Employers often design and implement Employee Bonus Plans to motivate employees to work hard and achieve company-set goals, be it sales targets, high marks on customer satisfaction surveys, or any other system of measuring achievement. Employee Bonus Plans are also a tremendously effective way to improve worker morale. Often, employers retain employment attorneys to draft these bonus plans in order to maximize effectiveness and to ensure compliance with local, state, and federal employment laws. In order to accomplish those goals, attorneys should pay careful attention to the following provisions.
* Purpose / Objectives: The purpose or objectives of the employee bonus plan should be laid out at or near the top of the plan. It is important to let employees know that the bonus plan is designed to reward employees for their contributions to the successful achievements of corporate goals and to share the success of the business with employees.
* Administration: The Employee Bonus Plan should let the employee know who is administering the plan and who will be setting the performance objectives, be it the Chief Executive Officer, the Director of Human Resources, or a team of executives.
* Eligibility: This provision should let the employees know which categories of employees are covered. Is this a bonus plan for the rank-and-file workers or for executives? Is it only for full-time employees, or are temporary and part-time employees, interns, and independent contractors involved as well? This provision should clarify which employees are eligible for the incentives described in the bonus plan.
* Confidentiality: Employers may want to include a confidentiality clause in their bonus plan. If so, this provision should state that participation in the bonus plan and all related discussion and documentation should be considered fully confidential between the company and the employee. All employees should be expected to honor this agreement and promise not to discuss or disclose bonus plan matters with any persons other than his or her manger or human resources.

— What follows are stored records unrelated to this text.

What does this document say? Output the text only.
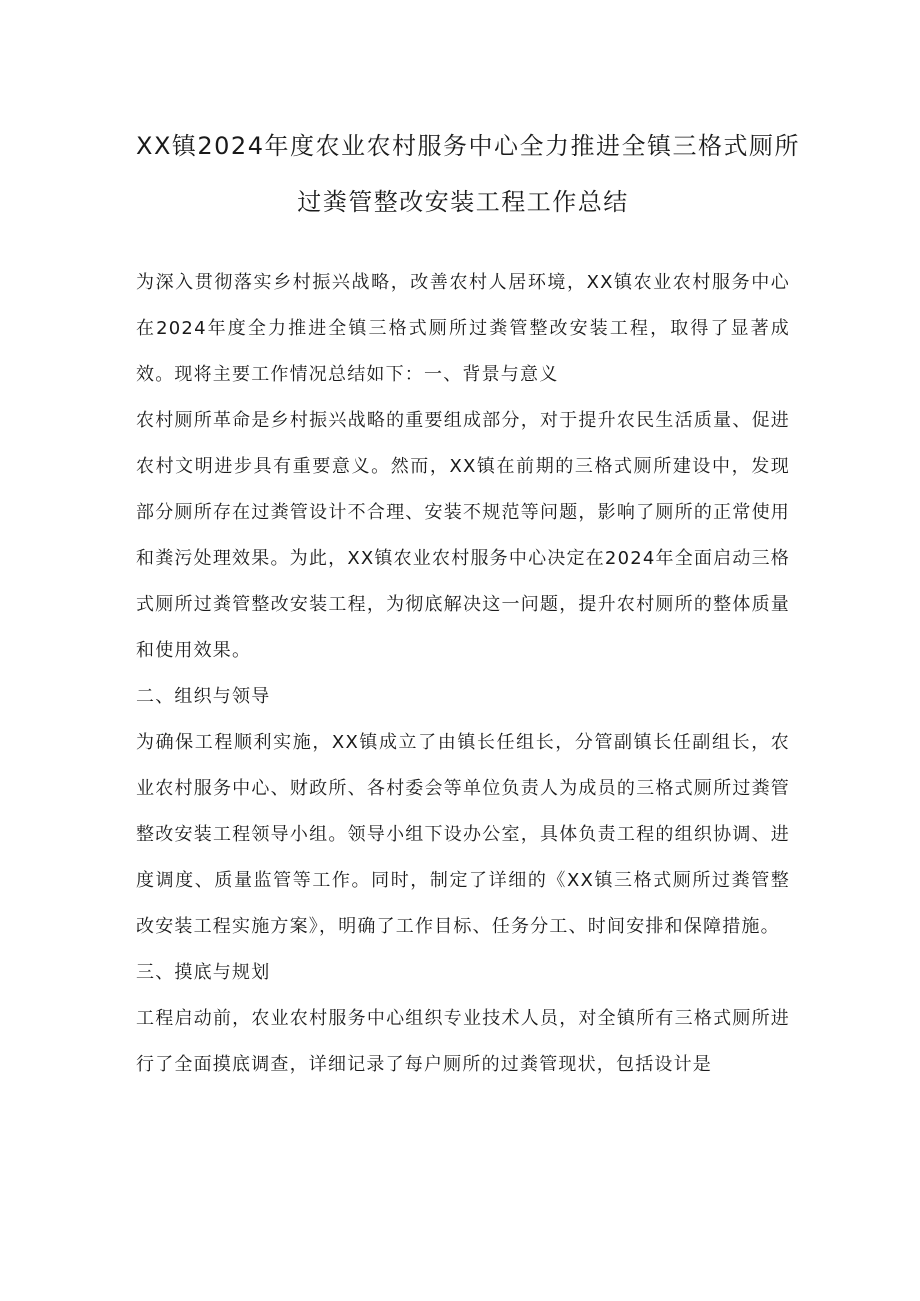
XX镇2024年度农业农村服务中心全力推进全镇三格式厕所
过粪管整改安装工程工作总结

为深入贯彻落实乡村振兴战略，改善农村人居环境，XX镇农业农村服务中心在2024年度全力推进全镇三格式厕所过粪管整改安装工程，取得了显著成效。现将主要工作情况总结如下：一、背景与意义

农村厕所革命是乡村振兴战略的重要组成部分，对于提升农民生活质量、促进农村文明进步具有重要意义。然而，XX镇在前期的三格式厕所建设中，发现部分厕所存在过粪管设计不合理、安装不规范等问题，影响了厕所的正常使用和粪污处理效果。为此，XX镇农业农村服务中心决定在2024年全面启动三格式厕所过粪管整改安装工程，为彻底解决这一问题，提升农村厕所的整体质量和使用效果。

二、组织与领导

为确保工程顺利实施，XX镇成立了由镇长任组长，分管副镇长任副组长，农业农村服务中心、财政所、各村委会等单位负责人为成员的三格式厕所过粪管整改安装工程领导小组。领导小组下设办公室，具体负责工程的组织协调、进度调度、质量监管等工作。同时，制定了详细的《XX镇三格式厕所过粪管整改安装工程实施方案》，明确了工作目标、任务分工、时间安排和保障措施。

三、摸底与规划

工程启动前，农业农村服务中心组织专业技术人员，对全镇所有三格式厕所进行了全面摸底调查，详细记录了每户厕所的过粪管现状，包括设计是
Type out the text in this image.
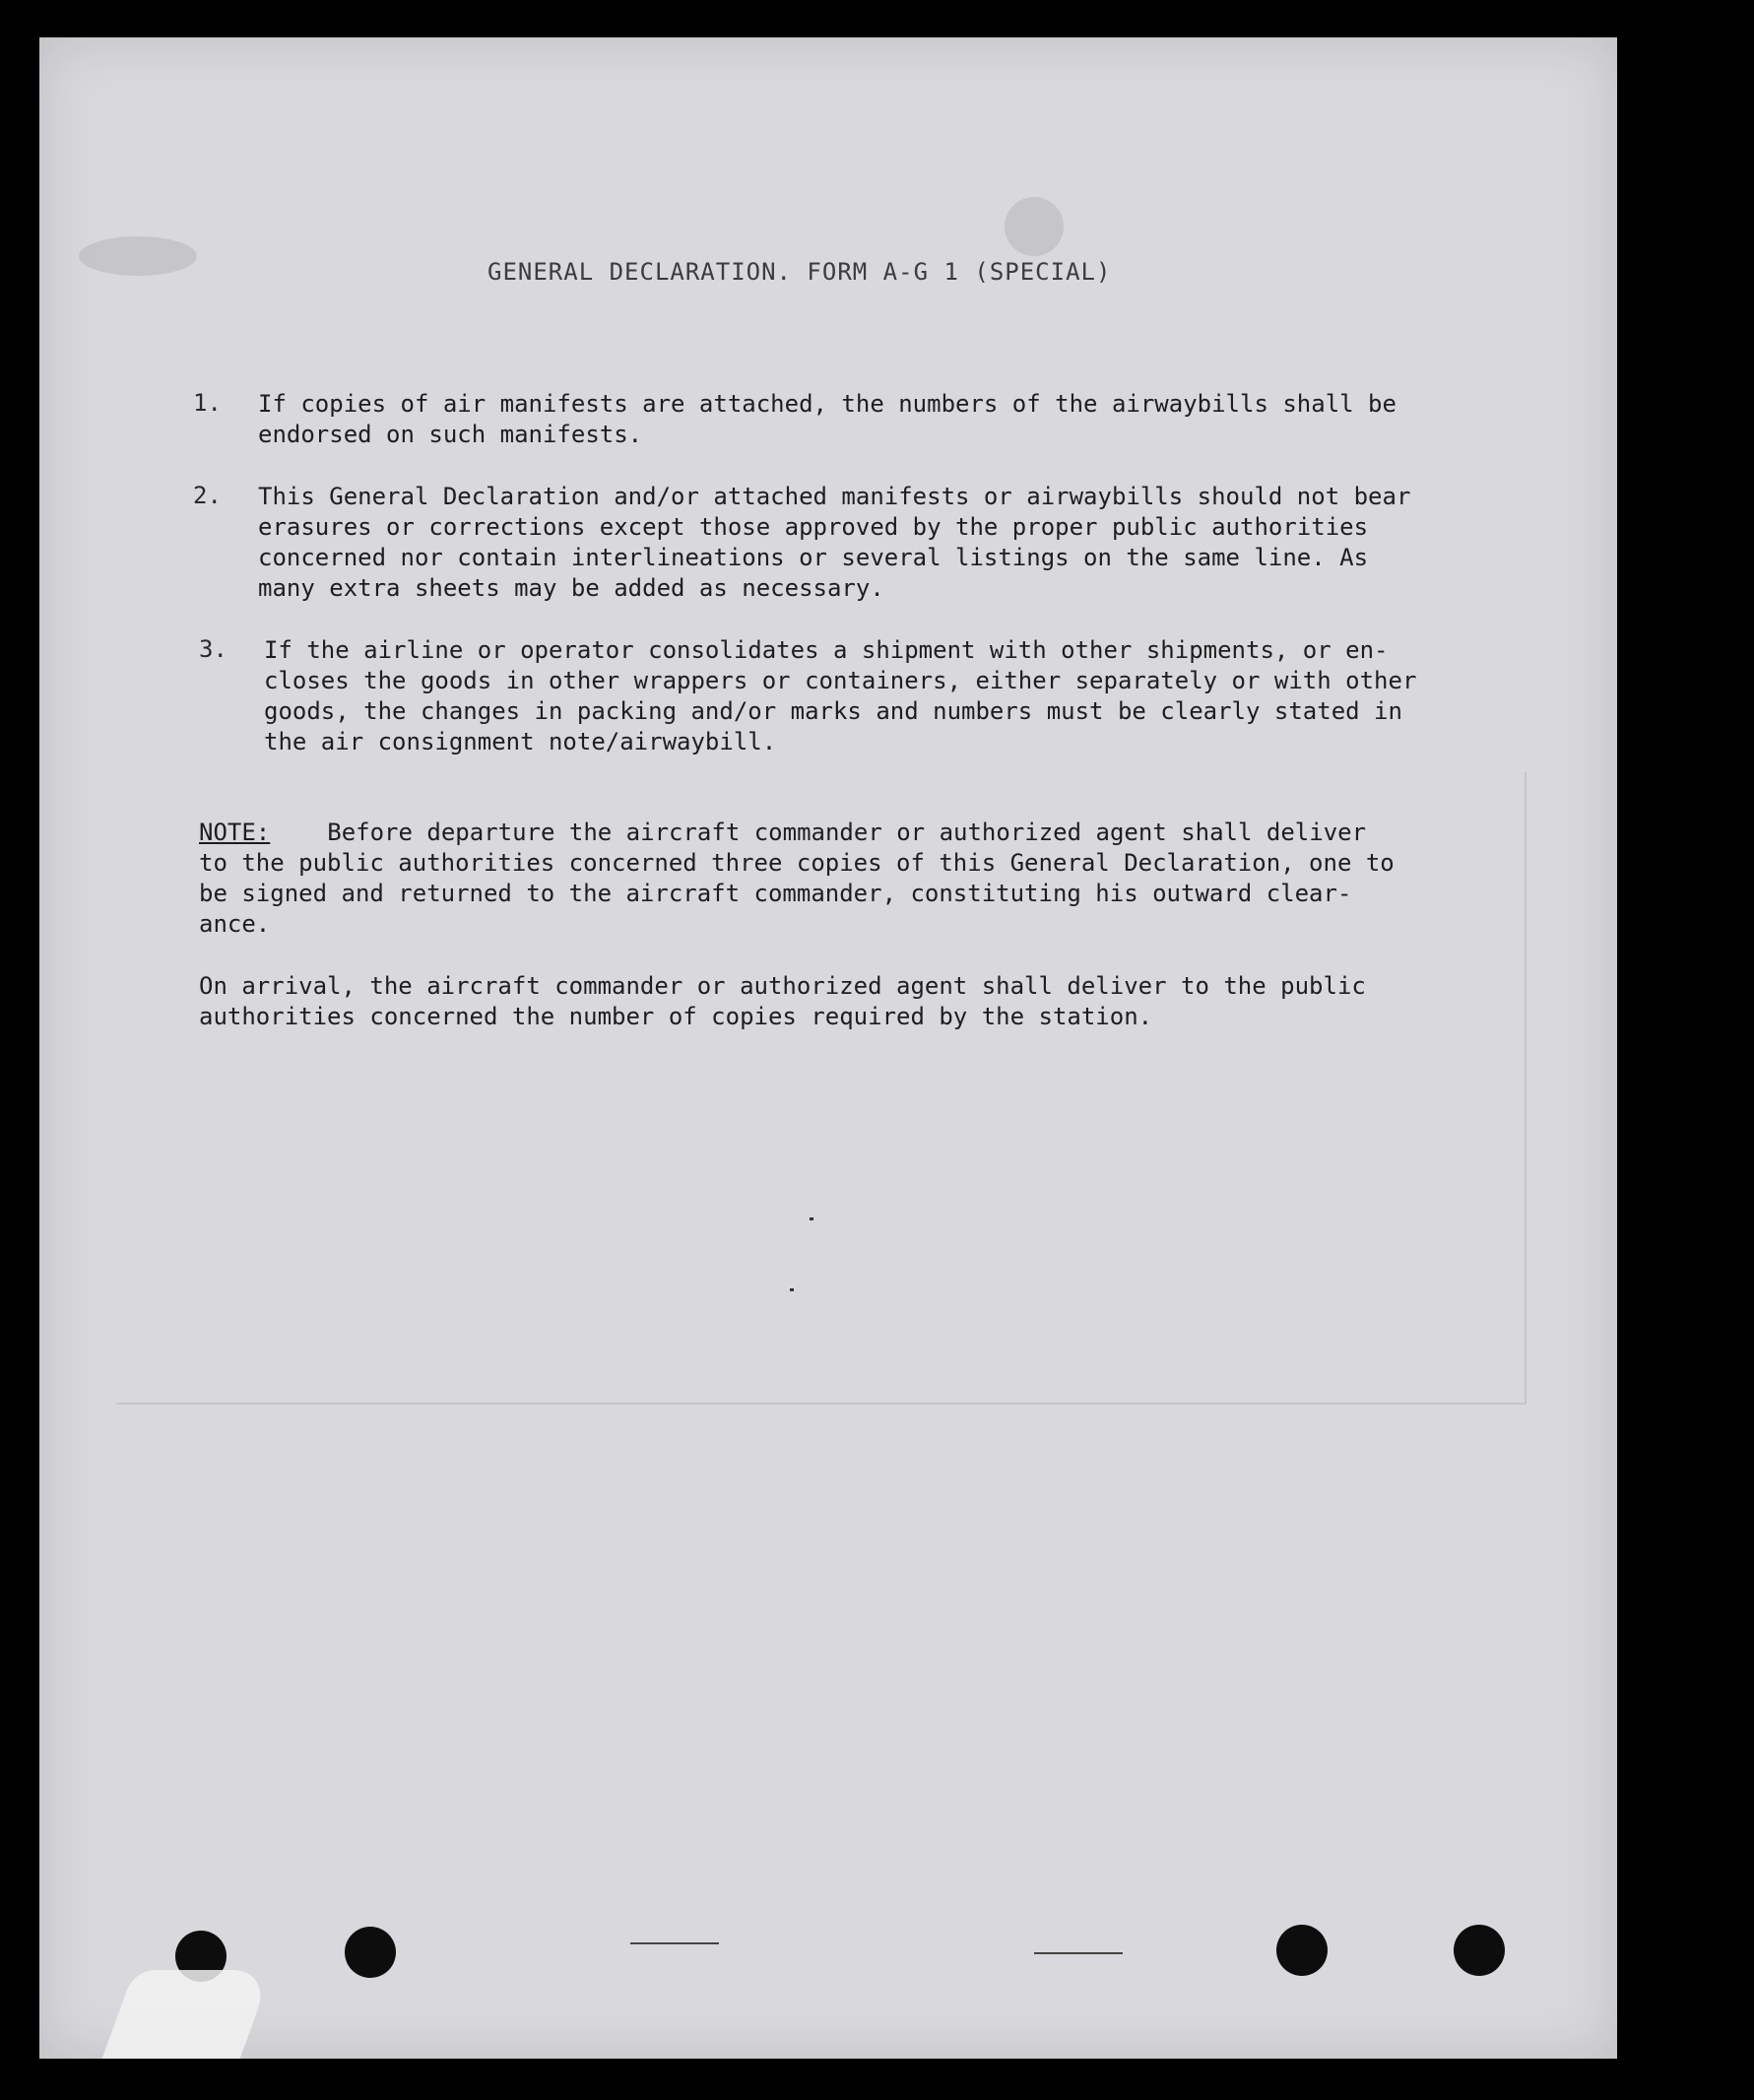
GENERAL DECLARATION. FORM A-G 1 (SPECIAL)
1. If copies of air manifests are attached, the numbers of the airwaybills shall be
endorsed on such manifests.
2. This General Declaration and/or attached manifests or airwaybills should not bear
erasures or corrections except those approved by the proper public authorities
concerned nor contain interlineations or several listings on the same line. As
many extra sheets may be added as necessary.
3. If the airline or operator consolidates a shipment with other shipments, or en-
closes the goods in other wrappers or containers, either separately or with other
goods, the changes in packing and/or marks and numbers must be clearly stated in
the air consignment note/airwaybill.
NOTE: Before departure the aircraft commander or authorized agent shall deliver
to the public authorities concerned three copies of this General Declaration, one to
be signed and returned to the aircraft commander, constituting his outward clear-
ance.
On arrival, the aircraft commander or authorized agent shall deliver to the public
authorities concerned the number of copies required by the station.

As far as the substance of the bonus plan, it is important for employers in California to be cognizant of state law. The following categories of incentive plans should be considered in compliance with California law:
* Bonus Plans Based on Gross Sales: Bonuses not reduced by any cost factor, e.g., based upon a gross sales goal or productivity in terms of units produced, hours worked, etc., should be acceptable because such bonuses are not affected by the costs of doing business, such as shrinkage or workers compensation costs.
* Bonus Plans Based on Certain Margins: Bonuses may be based on some portion of a company’s profits, excluding impermissible expenses discussed above. Thus, for example, a bonus based on a gross margin or contribution margin will be acceptable.
* Profit Sharing Plans: ERISA authorizes employers to implement profit sharing plans, and generally does not restrict how profits are calculated, except that amounts accrued must be determined under a definite ERISA-compliant pre-determined formula.
* Discretionary Bonuses: Truly discretionary bonuses are legal, but a bonus is discretionary only if: (1) the fact and the amount of the payment are determined in the sole discretion of management; and (2) the payments are not pursuant to any contract, agreement, or promise causing the employee to expect such payments regularly. However, note that a “discretionary” bonus regularly paid each year, e.g., a holiday bonus, may lose its discretionary character after some period of time if employees come to expect such payments.